Why hasn’t such a right been necessary before? Well for one, it’s never been so easy to broadcast your views far and wide. And it’s never been harder to take them back once you do so. Additionally, companies all have email addresses, Twitter accounts and Facebook pages. In the old days, it took honest labor to gin up a mob: People needed to grab pitchforks and torches and pour out into the public square. Now hordes of Twitter users can just kick back and flood a company with threatening or displeased messages until it caves. The modern dynamic of information transfer makes it easier for a lapse in judgment to carry lasting consequences and incite frenzied backlash. 


Critics of this proposal would likely retort that it’s unfair to force companies to ignore public pressure and keep an employee — possibly incurring boycotts and lawsuits in the process. Two answers: First, all similarly-sized companies would have to abide by these laws, so the financial harms would be borne equally by everyone; second, public backlash would be milder and abate more quickly if people understood that the employee cannot be fired so easily.

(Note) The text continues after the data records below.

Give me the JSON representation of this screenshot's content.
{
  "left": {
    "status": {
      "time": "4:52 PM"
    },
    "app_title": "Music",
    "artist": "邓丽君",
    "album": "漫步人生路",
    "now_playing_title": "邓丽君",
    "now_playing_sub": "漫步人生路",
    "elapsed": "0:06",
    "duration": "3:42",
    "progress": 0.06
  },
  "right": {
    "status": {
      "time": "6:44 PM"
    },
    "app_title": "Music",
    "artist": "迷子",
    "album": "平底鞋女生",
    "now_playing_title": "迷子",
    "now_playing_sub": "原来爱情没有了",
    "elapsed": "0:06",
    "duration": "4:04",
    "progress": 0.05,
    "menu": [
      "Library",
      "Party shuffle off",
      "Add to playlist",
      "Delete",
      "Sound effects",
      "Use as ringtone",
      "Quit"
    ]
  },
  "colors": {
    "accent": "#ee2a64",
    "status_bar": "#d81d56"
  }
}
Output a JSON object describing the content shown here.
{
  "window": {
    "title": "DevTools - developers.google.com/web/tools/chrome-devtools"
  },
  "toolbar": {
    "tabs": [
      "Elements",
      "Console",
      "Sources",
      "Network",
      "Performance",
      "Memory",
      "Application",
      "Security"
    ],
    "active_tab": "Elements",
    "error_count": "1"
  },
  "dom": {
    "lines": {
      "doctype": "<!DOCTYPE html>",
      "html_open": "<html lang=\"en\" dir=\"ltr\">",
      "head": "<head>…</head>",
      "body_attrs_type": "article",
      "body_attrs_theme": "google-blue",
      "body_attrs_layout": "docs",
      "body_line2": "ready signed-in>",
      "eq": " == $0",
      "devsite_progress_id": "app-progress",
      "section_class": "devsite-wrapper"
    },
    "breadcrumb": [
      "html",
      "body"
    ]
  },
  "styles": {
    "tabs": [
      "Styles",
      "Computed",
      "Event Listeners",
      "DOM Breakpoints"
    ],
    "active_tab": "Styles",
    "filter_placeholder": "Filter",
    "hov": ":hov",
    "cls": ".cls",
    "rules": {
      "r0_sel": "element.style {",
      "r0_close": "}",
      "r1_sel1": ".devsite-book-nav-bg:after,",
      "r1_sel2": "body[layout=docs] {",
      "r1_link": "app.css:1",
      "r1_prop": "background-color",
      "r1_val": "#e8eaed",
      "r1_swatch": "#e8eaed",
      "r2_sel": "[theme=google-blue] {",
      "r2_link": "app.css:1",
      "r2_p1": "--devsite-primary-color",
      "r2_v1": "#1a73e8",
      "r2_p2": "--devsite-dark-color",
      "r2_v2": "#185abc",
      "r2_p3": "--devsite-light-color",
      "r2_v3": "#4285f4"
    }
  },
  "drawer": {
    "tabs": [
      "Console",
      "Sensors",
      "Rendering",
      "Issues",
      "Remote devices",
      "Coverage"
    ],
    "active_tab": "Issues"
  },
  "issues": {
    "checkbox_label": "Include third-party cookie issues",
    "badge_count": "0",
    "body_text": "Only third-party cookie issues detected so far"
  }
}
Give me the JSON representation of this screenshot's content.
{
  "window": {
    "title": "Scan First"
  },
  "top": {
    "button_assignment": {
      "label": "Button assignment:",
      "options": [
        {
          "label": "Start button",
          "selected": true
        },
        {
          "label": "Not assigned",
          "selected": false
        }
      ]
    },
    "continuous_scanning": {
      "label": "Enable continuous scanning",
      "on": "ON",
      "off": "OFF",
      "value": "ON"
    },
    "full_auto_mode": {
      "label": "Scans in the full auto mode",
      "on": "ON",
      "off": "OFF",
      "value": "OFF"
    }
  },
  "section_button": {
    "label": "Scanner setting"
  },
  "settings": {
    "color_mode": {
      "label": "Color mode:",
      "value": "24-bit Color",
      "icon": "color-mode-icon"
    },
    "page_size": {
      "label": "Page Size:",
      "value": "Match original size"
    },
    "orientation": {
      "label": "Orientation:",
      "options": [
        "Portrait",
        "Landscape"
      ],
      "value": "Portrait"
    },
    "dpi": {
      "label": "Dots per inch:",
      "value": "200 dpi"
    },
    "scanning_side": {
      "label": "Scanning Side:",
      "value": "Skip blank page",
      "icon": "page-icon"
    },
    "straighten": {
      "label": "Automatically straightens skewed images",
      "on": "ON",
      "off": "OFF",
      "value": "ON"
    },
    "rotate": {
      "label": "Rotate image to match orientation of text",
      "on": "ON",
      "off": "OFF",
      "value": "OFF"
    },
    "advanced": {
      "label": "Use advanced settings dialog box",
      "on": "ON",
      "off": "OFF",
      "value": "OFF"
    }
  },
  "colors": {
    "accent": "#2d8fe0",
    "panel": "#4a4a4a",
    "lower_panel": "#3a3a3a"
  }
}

Furthermore, there are two absolutely essential qualifiers. First, that the companies be “large,” since it would be problematic to require small firms to keep an employee with whom no one gets along. At a small business, broadcasting political views often will have an impact on the workplace dynamic since everyone interacts with each other daily. This is not the case at a company with hundreds or thousands of employees.


The second proviso is that the employee’s expression cannot impact their actual work. Certain forms of political expression can intrude upon job performance. Companies can make a convincing case that racially inflammatory speech damages the work environment and degrades amity among employees. But employers should have to offer some level of tangible and particularized evidence to a judge or jury that this is so. In the case of Lynne Gobbell, it’s implausible to argue that her support for Kerry impacted her job performance, and the termination would likely be found wrongful under this system. In the James Damore incident, the tech giant could certainly make a serious case that his job did not permit him to circulate a manifesto to co-workers, and that its content makes it difficult for him to work with women at Google. But Damore could also make a serious case that it was political speech that did not impair his work as a software engineer nor limit his interaction with other employees. Ultimately, it would be up to a court to hear evidence and figure out who’s right. So at bottom, this legislation wouldn’t allow employees to say anything and keep their jobs, but would simply permit courts to review the termination and decide if it was wrongful. There’s an important deterrent factor at work, too. If employers knew that their workers could successfully litigate such a dispute, they would be hesitant in the first place to fire someone unless their statements had made it absolutely untenable to continue working together. 


Overall, relatively few people have actually been fired simply for their political beliefs, which might make this discussion seem irrelevant or abstract. But that only means that most people either have indifferent or tolerant employers, or else are careful to keep their views private. Whatever detriments there are to this proposal — and there are many in addition to the ones I’ve pointed out — they are outweighed by the compelling public interest in promoting people’s ability to speak freely and avoid self-censorship.